Based on your question, I am assuming that the mortgage you really have is a five-year arm. This means that your interest rate is fixed for five years and adjusts periodically thereafter. In order to find out what will happen, you need to know a few things. Most of them are described in the note. I'll go through them one by one.
The first thing, which you already know, is the period for which the loan is fixed. In your case, you say it is five years.
The second thing you need to know is the adjustment period. Usually this period will be either one year or six months. That means that in the case of a five-year ARM, your rate will adjust at the end of five years and every six months or one year thereafter, depending on the adjustment period described in your note. A five-year ARM that adjusts yearly is typically referred to as a 5/1 ARM. One that adjusts every six months is referred to as a 5/6 ARM.
The next thing you'll need to find out is the formula described in your note for
calculating the interest rate. Usually this formula is very simple: index plus margin. The index is an interest rate which is objectively determinable, well-known, and published. One such index is
LIBOR (London Interbank Offering Rate), the rate at which banks lend money to each other in the London market. Another index is the
MTA, which is the 12 month average of the monthly average yields of U.S. Treasury securities adjusted to a constant maturity of one year. The margin is a constant that gets added to the index to get the rate. So, if the index at the time your interest rate is going to adjust stands at 4% and the margin is 2%, your interest rate would be 6%.
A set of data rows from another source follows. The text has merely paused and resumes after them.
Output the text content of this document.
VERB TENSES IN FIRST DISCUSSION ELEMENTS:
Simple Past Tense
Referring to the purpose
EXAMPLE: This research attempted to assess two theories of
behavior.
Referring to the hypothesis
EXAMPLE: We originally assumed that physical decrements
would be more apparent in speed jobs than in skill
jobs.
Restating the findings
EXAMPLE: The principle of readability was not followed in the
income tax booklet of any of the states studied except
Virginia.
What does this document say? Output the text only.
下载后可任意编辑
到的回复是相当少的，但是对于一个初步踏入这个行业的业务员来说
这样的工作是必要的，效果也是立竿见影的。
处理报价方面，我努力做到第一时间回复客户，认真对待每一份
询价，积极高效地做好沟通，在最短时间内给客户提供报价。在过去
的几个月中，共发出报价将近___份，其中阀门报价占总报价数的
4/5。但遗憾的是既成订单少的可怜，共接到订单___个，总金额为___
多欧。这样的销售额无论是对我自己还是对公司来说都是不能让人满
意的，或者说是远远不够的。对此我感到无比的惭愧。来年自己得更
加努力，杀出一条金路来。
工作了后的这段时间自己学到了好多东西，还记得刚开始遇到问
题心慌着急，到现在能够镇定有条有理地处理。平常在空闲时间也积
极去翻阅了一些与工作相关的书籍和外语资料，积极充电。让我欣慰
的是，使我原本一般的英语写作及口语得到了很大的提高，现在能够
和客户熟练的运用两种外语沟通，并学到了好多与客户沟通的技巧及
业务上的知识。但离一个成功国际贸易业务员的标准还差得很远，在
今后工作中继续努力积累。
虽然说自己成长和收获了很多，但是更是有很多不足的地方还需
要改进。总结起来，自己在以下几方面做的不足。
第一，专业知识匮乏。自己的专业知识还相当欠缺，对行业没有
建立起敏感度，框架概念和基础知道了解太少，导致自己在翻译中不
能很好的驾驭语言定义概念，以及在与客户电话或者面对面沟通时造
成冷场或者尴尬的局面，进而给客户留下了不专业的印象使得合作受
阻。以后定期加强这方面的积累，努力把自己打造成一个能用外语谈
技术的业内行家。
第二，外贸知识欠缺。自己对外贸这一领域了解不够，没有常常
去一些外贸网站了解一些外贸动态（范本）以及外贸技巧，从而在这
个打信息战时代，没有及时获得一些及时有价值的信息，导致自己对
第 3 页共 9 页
The last thing you need to know is the rate cap structure. The rate cap structure tells you the most your interest rate can go up on the first adjustment, for every adjustment thereafter and the maximum the rate can go up over the life of the loan. For an in-depth explanation of rate-caps, take a look at the article I wrote on the subject which you can find here.
When calculating your new interest rate, be sure to read your loan documents to find out all of these factors. While it may be true that most five-year arms are written with a 5/2/6 rate cap structure nowadays, for example, it does not mean that it was necessarily so when you got your loan. Only a careful reading of your loan papers will tell you for sure.